Firefly Lane by Kristin Hannah
When popular, charming Tully Hart befriends her, Kate Mularkey cannot believe her luck. Their friendship spans decades and endures all sorts of trials, only to be put to the test over and over again. This novel examines the intricacies of trust, betrayal, and rivalries within friendship, showing us that to truly love a friend means we have to set our own pride aside and challenge ourselves to be better.
I Feel Bad About My Neck by Nora Ephron
Ephron’s time-honored essay collection is the perfect book to read with your best friend now that you’re out in the "real world." Cough. Ephron’s essays tackle the conundrums and contradictions of growing older as a woman. Who better to dispense advice on how to age with grace than Nora Ephron? (I know, I know, we’re still really young in our 20s, but as someone about to hit the 25-year mark, I will tell you it doesn’t often feel that way.)
Krik? Krak! by Edwidge Danticat
This collection of interconnected stories focuses on generations of strong Haitian women as they struggle to come to terms with their rightful places within their country’s social and economic tapestry. Unlike her ancestors, the novel’s narrator does not take to the kitchen in order to deal with her problems (or to avoid confronting them); rather, she chooses another form of creation: writing. By telling women’s stories, she pulls at the threads of narratives that have striven to keep women invisible and voiceless.
Daughter of Fortune by Isabel Allende
Allende’s famous novel explores the role of feminism within a pretty awesome woman’s life. According to Allende, this book is near and dear to her heart, as through her headstrong character Eliza Sommers, Allende began to shape her own identity as a woman and feminist. Half-British, half-Chilean Eliza is a willful adventurer who does not let the tragic aftermath of her love story with Joaquin Andieta shape the course of her life. Instead of staying behind and waiting for her love to return, when Joaquin leaves Chile for California during the gold rush, Eliza follows close behind. Traveling with her friend Tao Chi’en, Eliza defies expectations pressed upon nice, society women. You’ll both follow Eliza’s journey with rapt attention and debate her choices with passion.

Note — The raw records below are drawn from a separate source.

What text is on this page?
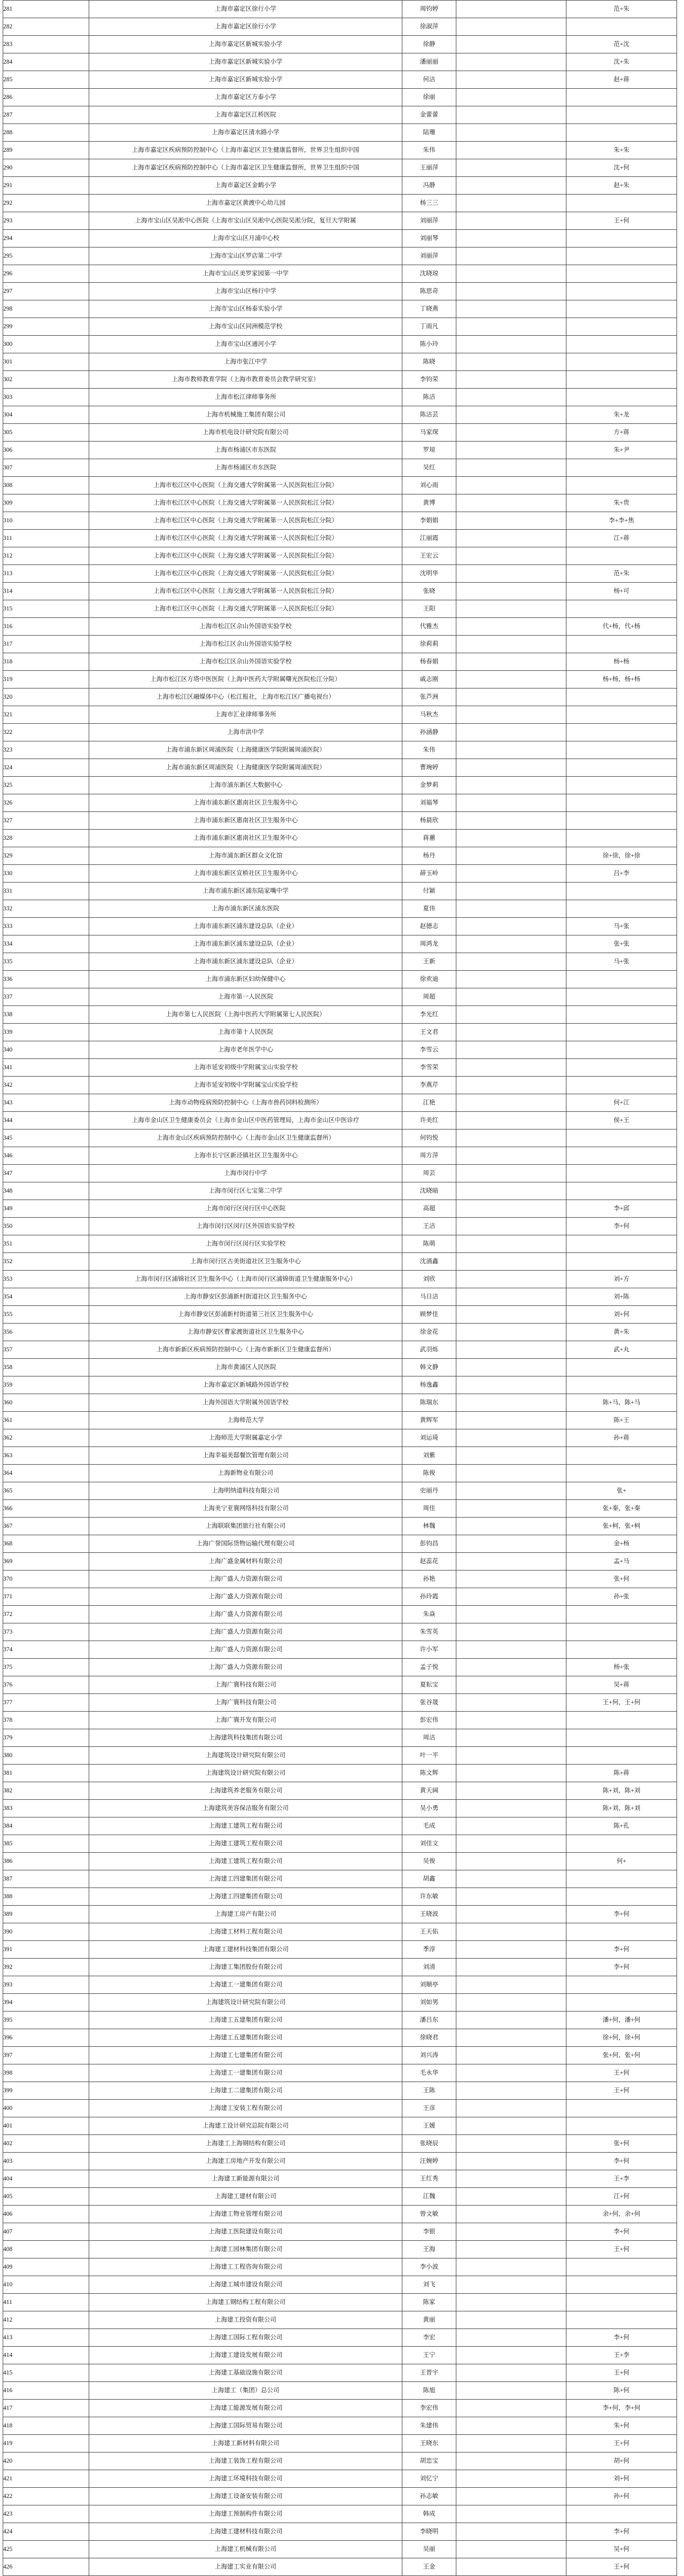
281	上海市嘉定区徐行小学	周钧婷		范+朱
282	上海市嘉定区徐行小学	徐淑萍		
283	上海市嘉定区新城实验小学	徐静		范+沈
284	上海市嘉定区新城实验小学	潘丽丽		沈+朱
285	上海市嘉定区新城实验小学	何洁		赵+蒋
286	上海市嘉定区方泰小学	徐丽		
287	上海市嘉定区江桥医院	金蕾蕾		
288	上海市嘉定区清水路小学	陆珊		
289	上海市嘉定区疾病预防控制中心（上海市嘉定区卫生健康监督所，世界卫生组织中国	朱伟		朱+朱
290	上海市嘉定区疾病预防控制中心（上海市嘉定区卫生健康监督所，世界卫生组织中国	王丽萍		沈+何
291	上海市嘉定区金鹤小学	冯静		赵+朱
292	上海市嘉定区黄渡中心幼儿园	杨三三		
293	上海市宝山区吴淞中心医院（上海市宝山区吴淞中心医院吴淞分院，复旦大学附属	刘丽萍		王+何
294	上海市宝山区月浦中心校	刘丽琴		
295	上海市宝山区罗店第二中学	刘丽萍		
296	上海市宝山区美罗家园第一中学	沈晓琼		
297	上海市宝山区杨行中学	陈思奇		
298	上海市宝山区杨泰实验小学	丁晓燕		
299	上海市宝山区同洲模范学校	丁雨凡		
300	上海市宝山区通河小学	陈小玲		
301	上海市张江中学	陈晓		
302	上海市教师教育学院（上海市教育委员会教学研究室）	李钧荣		
303	上海市松江律师事务所	陈洁		
304	上海市机械施工集团有限公司	陈洁芸		朱+龙
305	上海市机电设计研究院有限公司	马家琛		方+蒋
306	上海市杨浦区市东医院	罗琼		朱+尹
307	上海市杨浦区市东医院	吴红		
308	上海市松江区中心医院（上海交通大学附属第一人民医院松江分院）	刘心雨		
309	上海市松江区中心医院（上海交通大学附属第一人民医院松江分院）	黄博		朱+贵
310	上海市松江区中心医院（上海交通大学附属第一人民医院松江分院）	李娟娟		李+李+焦
311	上海市松江区中心医院（上海交通大学附属第一人民医院松江分院）	江丽霞		江+蒋
312	上海市松江区中心医院（上海交通大学附属第一人民医院松江分院）	王宏云		
313	上海市松江区中心医院（上海交通大学附属第一人民医院松江分院）	沈明华		范+朱
314	上海市松江区中心医院（上海交通大学附属第一人民医院松江分院）	张晓		杨+可
315	上海市松江区中心医院（上海交通大学附属第一人民医院松江分院）	王阳		
316	上海市松江区佘山外国语实验学校	代雅杰		代+杨，代+杨
317	上海市松江区佘山外国语实验学校	徐莉莉		
318	上海市松江区佘山外国语实验学校	杨春娟		杨+杨
319	上海市松江区方塔中医医院（上海中医药大学附属曙光医院松江分院）	戚志刚		杨+杨，杨+杨
320	上海市松江区融媒体中心（松江报社，上海市松江区广播电视台）	张芦洲		
321	上海市汇业律师事务所	马秋杰		
322	上海市洪中学	孙涵静		
323	上海市浦东新区周浦医院（上海健康医学院附属周浦医院）	朱伟		
324	上海市浦东新区周浦医院（上海健康医学院附属周浦医院）	曹琬婷		
325	上海市浦东新区大数据中心	金梦莉		
326	上海市浦东新区惠南社区卫生服务中心	刘福琴		
327	上海市浦东新区惠南社区卫生服务中心	杨晨欣		
328	上海市浦东新区惠南社区卫生服务中心	蒋蕙		
329	上海市浦东新区群众文化馆	杨丹		徐+徐，徐+徐
330	上海市浦东新区宣桥社区卫生服务中心	薛玉岭		吕+李
331	上海市浦东新区浦东陆家嘴中学	付颖		
332	上海市浦东新区浦东医院	夏伟		
333	上海市浦东新区浦东建设总队（企业）	赵德志		马+张
334	上海市浦东新区浦东建设总队（企业）	周鸿龙		张+张
335	上海市浦东新区浦东建设总队（企业）	王新		马+张
336	上海市浦东新区妇幼保健中心	徐欢迪		
337	上海市第一人民医院	周超		
338	上海市第七人民医院（上海中医药大学附属第七人民医院）	李光红		
339	上海市第十人民医院	王文君		
340	上海市老年医学中心	李雪云		
341	上海市延安初级中学附属宝山实验学校	李雪荣		
342	上海市延安初级中学附属宝山实验学校	李燕芹		
343	上海市动物疫病预防控制中心（上海市兽药饲料检测所）	江艳		何+江
344	上海市金山区卫生健康委员会（上海市金山区中医药管理局，上海市金山区中医诊疗	许美红		侯+王
345	上海市金山区疾病预防控制中心（上海市金山区卫生健康监督所）	何钧悦		
346	上海市长宁区新泾镇社区卫生服务中心	周方萍		
347	上海市闵行中学	周芸		
348	上海市闵行区七宝第二中学	沈晓暗		
349	上海市闵行区闵行区中心医院	高超		李+邱
350	上海市闵行区闵行区外国语实验学校	王洁		李+何
351	上海市闵行区闵行区实验学校	陈萌		
352	上海市闵行区古美街道社区卫生服务中心	沈涌鑫		
353	上海市闵行区浦锦社区卫生服务中心（上海市闵行区浦锦街道卫生健康服务中心）	刘欣		刘+方
354	上海市静安区彭浦新村街道社区卫生服务中心	马日洁		刘+陈
355	上海市静安区彭浦新村街道第三社区卫生服务中心	顾梦佳		刘+何
356	上海市静安区曹家渡街道社区卫生服务中心	徐金花		黄+朱
357	上海市新新区疾病预防控制中心（上海市新新区卫生健康监督所）	武羽烁		武+丸
358	上海市黄浦区人民医院	韩文静		
359	上海市嘉定区新城路外国语学校	杨逸鑫		
360	上海外国语大学附属外国语学校	陈瑞东		陈+马，陈+马
361	上海师范大学	黄辉军		陈+王
362	上海师范大学附属嘉定小学	刘运琦		孙+蒋
363	上海幸福美邸餐饮管理有限公司	刘紫		
364	上海新物业有限公司	陈俊		
365	上海明纳道科技有限公司	史丽丹		张+
366	上海美宁亚寰网络科技有限公司	周佳		张+秦，张+秦
367	上海联联集团旅行社有限公司	林魏		张+柯，张+柯
368	上海广誉国际货物运输代理有限公司	彭钧昌		金+杨
369	上海广盛金属材料有限公司	赵蕊花		孟+马
370	上海广盛人力资源有限公司	孙艳		张+何
371	上海广盛人力资源有限公司	孙玲霞		孙+张
372	上海广盛人力资源有限公司	朱焱		
373	上海广盛人力资源有限公司	朱雪英		
374	上海广盛人力资源有限公司	许小军		
375	上海广盛人力资源有限公司	孟子悦		杨+张
376	上海广寰科技有限公司	夏耘宝		吴+蒋
377	上海广寰科技有限公司	张谷晟		王+何，王+何
378	上海广寰开发有限公司	彭宏伟		
379	上海建筑科技集团有限公司	周洁		
380	上海建筑设计研究院有限公司	叶一平		
381	上海建筑设计研究院有限公司	陈文辉		陈+蒋
382	上海建筑养老服务有限公司	黄天阔		陈+刘，陈+刘
383	上海建筑美容保洁服务有限公司	吴小勇		陈+刘，陈+刘
384	上海建工建筑工程有限公司	毛成		陈+孔
385	上海建工建筑工程有限公司	刘佳文		
386	上海建工建筑工程有限公司	吴俊		何+
387	上海建工四建集团有限公司	胡鑫		
388	上海建工四建集团有限公司	许东敏		
389	上海建工房产有限公司	王晓波		李+何
390	上海建工材料工程有限公司	王天佑		
391	上海建工建材科技集团有限公司	季淳		李+何
392	上海建工集团股份有限公司	刘清		李+何
393	上海建工一建集团有限公司	刘顺亭		
394	上海建筑设计研究院有限公司	刘如男		
395	上海建工五建集团有限公司	潘吕东		潘+何，潘+何
396	上海建工五建集团有限公司	徐晓君		徐+何，徐+何
397	上海建工七建集团有限公司	刘兴涛		张+何，张+何
398	上海建工一建集团有限公司	毛永华		王+何
399	上海建工二建集团有限公司	王陈		王+何
400	上海建工安装工程有限公司	王彦		
401	上海建工设计研究总院有限公司	王媛		
402	上海建工上海钢结构有限公司	张晓辰		张+何
403	上海建工房地产开发有限公司	汪婉婷		李+何
404	上海建工新能源有限公司	王红秀		王+李
405	上海建工建材有限公司	江魏		江+何
406	上海建工物业管理有限公司	曾文敏		余+何，余+何
407	上海建工医院建设有限公司	李银		李+何
408	上海建工园林集团有限公司	王海		王+何
409	上海建工工程咨询有限公司	李小波		
410	上海建工城市建设有限公司	刘飞		
411	上海建工钢结构工程有限公司	陈家		
412	上海建工投资有限公司	黄丽		
413	上海建工国际工程有限公司	李宏		李+何
414	上海建工建设发展有限公司	王宁		王+李
415	上海建工基础设施有限公司	王晋宇		王+何
416	上海建工（集团）总公司	陈旭		陈+何
417	上海建工能源发展有限公司	李宏伟		李+何，李+何
418	上海建工国际贸易有限公司	朱建伟		朱+何
419	上海建工新材料有限公司	王晓东		王+何
420	上海建工装饰工程有限公司	胡忠宝		胡+何
421	上海建工环境科技有限公司	刘忆宁		刘+何
422	上海建工设备安装有限公司	孙志敏		孙+何
423	上海建工预制构件有限公司	韩成		
424	上海建工建材科技有限公司	李晓明		李+何
425	上海建工机械有限公司	吴丽		吴+何
426	上海建工实业有限公司	王金		王+何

The World We Found by Thrity Umrigar
Umrigar’s novel centers on the lives of four college best friends: Armaiti, Laleh, Kavita, and Nishta. In their forties and having abandoned the revolutionary fervor that characterized their college years, these once inseparable friends have grown apart. But when Armaiti reaches out to tell them that she has terminal cancer, asking them to travel from Bombay to the United States to visit her so that they can all be together one last time, they find that the source of their friendship replenished, getting themselves on a plane against the odds — and despite Nishta’s abusive husband’s disapproval.